Alimenti consentiti e consigliati

  • Formaggi stagionati come il Grana Padano D.O.P che non contiene lattosio.
  • Latte senza lattosio (delattosato).
  • Bevande di soia, riso (chiamate comunemente, ma inappropriatamente, latte).
  • Pane semplice bianco o integrale, pasta, riso.
  • Legumi secchi.

Regole comportamentali

Il lattosio può essere aggiunto a prodotti conservati, o già pronti, e preparazioni industriali solide o liquide, è pertanto importante leggere le etichette per accertarsi della presenza anche minima di lattosio.

Consigli pratici

L’inserimento di latte e derivati nella dieta aiuta a soddisfare i fabbisogni nutrizionali giornalieri di alcuni nutrienti essenziali a tutte le età, in particolare perché apportano notevoli quantità di calcio, zinco, fosforo, selenio, vitamina A e B12 ma anche proteine di alto valore biologico.

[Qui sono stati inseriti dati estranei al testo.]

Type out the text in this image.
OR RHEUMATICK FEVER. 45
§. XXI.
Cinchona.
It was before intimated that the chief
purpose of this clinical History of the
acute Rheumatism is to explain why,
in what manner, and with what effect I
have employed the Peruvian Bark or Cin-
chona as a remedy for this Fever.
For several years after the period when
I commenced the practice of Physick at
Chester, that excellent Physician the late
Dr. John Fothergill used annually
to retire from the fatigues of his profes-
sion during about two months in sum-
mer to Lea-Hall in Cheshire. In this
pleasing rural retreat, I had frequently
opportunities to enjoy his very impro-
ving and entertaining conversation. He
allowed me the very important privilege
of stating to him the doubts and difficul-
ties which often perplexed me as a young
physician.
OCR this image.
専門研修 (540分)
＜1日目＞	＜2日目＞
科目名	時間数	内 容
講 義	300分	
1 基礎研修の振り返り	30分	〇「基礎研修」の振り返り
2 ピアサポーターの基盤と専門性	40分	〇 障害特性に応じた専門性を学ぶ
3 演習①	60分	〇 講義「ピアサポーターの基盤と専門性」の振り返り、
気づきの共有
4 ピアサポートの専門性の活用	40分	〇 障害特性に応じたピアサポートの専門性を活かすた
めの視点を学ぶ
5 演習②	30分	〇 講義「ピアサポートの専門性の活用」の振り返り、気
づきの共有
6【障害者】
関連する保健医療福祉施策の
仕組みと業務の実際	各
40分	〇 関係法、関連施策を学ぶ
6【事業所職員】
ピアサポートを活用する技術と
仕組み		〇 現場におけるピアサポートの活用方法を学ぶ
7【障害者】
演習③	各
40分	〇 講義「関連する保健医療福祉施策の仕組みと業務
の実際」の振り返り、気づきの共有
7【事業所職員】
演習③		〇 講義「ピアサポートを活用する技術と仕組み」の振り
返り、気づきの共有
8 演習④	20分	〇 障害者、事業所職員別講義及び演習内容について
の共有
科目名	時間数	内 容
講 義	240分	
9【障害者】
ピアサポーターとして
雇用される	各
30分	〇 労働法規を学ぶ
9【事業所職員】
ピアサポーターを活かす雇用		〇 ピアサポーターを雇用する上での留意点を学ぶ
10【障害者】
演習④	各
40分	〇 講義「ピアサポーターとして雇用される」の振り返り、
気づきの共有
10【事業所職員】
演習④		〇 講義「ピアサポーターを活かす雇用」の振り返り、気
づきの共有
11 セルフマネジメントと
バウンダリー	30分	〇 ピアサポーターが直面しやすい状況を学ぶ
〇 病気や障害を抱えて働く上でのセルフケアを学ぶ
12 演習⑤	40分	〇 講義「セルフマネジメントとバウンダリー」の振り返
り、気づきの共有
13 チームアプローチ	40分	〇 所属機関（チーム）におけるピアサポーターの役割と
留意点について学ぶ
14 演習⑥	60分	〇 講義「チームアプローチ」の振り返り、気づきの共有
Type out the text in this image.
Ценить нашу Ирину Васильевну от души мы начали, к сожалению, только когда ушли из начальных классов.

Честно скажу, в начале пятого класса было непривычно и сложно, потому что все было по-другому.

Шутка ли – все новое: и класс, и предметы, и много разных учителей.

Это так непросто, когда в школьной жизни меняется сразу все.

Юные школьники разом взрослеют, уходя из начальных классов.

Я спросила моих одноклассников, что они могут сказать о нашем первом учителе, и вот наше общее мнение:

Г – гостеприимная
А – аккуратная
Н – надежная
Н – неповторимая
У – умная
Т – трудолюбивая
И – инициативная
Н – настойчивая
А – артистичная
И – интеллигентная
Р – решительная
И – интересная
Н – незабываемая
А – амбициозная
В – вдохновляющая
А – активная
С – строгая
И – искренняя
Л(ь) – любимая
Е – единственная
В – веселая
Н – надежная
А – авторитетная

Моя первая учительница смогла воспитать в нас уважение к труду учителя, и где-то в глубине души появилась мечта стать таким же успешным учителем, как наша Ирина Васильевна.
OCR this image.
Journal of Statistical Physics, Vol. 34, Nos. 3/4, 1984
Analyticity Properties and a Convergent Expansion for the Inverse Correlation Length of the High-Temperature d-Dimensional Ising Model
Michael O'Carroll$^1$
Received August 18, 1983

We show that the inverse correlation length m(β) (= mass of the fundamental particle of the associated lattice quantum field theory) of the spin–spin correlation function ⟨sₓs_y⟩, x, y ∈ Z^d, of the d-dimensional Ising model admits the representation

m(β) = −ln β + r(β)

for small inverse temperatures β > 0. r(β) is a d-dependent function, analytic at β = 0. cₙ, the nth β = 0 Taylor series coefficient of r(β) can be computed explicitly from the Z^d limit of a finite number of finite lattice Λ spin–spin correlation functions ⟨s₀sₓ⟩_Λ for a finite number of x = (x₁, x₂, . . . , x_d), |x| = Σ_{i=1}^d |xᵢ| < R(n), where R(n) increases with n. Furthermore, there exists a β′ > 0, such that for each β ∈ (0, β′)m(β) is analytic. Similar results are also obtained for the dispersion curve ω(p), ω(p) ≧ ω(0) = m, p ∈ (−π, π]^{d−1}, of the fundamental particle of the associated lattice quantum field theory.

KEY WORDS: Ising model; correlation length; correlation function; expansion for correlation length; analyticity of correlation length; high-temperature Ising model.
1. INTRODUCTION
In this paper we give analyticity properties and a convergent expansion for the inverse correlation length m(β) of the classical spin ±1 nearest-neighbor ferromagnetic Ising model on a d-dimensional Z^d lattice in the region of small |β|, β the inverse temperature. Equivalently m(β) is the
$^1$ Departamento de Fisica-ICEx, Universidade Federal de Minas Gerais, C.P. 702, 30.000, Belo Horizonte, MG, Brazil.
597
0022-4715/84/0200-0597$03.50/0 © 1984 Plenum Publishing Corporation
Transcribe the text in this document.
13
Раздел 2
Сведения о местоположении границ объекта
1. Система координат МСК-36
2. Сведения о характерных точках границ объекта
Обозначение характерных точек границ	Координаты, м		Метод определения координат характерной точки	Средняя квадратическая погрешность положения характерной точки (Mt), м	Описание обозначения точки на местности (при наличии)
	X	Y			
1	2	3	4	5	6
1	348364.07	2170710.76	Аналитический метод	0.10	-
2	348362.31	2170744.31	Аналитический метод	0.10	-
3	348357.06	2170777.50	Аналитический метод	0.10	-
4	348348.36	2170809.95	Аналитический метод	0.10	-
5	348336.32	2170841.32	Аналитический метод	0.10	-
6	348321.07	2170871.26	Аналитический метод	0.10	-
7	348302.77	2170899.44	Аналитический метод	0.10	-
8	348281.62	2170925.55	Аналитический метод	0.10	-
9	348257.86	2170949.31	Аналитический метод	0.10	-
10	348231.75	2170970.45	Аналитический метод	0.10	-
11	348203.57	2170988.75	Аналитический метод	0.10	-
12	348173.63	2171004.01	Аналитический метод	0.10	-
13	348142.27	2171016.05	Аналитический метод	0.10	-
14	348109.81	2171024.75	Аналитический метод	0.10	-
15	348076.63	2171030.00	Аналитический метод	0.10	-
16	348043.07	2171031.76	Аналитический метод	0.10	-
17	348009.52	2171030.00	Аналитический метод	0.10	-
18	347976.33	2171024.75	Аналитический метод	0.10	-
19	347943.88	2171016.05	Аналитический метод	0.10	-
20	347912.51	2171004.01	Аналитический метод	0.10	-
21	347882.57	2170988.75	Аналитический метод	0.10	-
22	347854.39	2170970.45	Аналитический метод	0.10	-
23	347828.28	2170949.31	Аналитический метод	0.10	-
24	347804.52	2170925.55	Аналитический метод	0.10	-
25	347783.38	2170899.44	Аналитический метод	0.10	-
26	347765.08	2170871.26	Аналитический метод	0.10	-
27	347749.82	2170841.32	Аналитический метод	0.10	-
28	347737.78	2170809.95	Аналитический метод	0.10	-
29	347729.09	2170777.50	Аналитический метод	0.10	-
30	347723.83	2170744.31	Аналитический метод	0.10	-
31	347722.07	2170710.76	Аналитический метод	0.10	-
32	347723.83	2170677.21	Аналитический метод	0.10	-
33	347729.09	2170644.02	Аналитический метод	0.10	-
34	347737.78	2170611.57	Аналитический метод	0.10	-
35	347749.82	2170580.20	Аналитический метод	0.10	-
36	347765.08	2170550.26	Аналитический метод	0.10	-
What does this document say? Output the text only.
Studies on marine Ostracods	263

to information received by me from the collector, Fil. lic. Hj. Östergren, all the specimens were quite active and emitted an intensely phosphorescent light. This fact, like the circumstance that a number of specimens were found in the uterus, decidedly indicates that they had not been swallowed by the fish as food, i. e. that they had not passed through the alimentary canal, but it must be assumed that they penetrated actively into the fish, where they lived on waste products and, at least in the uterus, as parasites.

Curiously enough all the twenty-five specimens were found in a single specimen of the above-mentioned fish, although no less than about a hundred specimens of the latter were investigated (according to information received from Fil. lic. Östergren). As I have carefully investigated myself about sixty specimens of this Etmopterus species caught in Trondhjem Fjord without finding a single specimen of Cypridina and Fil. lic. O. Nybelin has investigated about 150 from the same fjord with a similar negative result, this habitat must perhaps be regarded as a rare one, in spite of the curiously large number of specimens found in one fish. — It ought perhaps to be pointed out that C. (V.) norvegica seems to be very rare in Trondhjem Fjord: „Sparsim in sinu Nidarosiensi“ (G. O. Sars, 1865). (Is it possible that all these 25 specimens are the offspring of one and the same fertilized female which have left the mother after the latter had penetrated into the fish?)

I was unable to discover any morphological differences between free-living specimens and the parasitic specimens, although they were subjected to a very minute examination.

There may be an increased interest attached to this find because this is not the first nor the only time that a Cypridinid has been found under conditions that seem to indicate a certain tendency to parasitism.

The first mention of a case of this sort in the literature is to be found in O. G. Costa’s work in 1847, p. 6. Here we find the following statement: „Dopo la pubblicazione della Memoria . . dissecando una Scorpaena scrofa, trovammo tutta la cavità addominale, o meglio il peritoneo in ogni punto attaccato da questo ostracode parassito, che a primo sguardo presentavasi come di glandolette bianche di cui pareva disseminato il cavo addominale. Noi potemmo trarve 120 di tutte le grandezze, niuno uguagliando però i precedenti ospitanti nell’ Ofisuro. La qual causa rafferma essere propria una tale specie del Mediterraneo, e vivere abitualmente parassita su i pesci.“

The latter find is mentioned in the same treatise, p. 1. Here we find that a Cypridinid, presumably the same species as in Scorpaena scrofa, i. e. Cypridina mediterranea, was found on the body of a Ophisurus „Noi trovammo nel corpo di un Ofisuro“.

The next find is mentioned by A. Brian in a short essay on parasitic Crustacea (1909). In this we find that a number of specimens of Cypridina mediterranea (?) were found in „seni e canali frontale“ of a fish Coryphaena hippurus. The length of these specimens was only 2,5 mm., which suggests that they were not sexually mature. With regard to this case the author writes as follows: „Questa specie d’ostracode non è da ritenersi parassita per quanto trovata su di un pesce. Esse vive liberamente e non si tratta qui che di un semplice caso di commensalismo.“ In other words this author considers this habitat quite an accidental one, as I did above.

Le persone che non consumano latte né derivati, perché intolleranti al lattosio, possono manifestare carenze di nutrienti essenziali di cui questi alimenti sono ricchi. È pertanto consigliato non rinunciare alla giusta dose bilanciata di questi alimenti, utilizzando latticini senza lattosio in presenza d’intolleranza.

Qualora non si possano assumere, per varie ragioni, nemmeno gli alimenti privi di lattosio quali i formaggi stagionati indicati e il latte delattosato, possono essere prese in considerazione integrazioni di calcio, sempre se prescritte dal medico.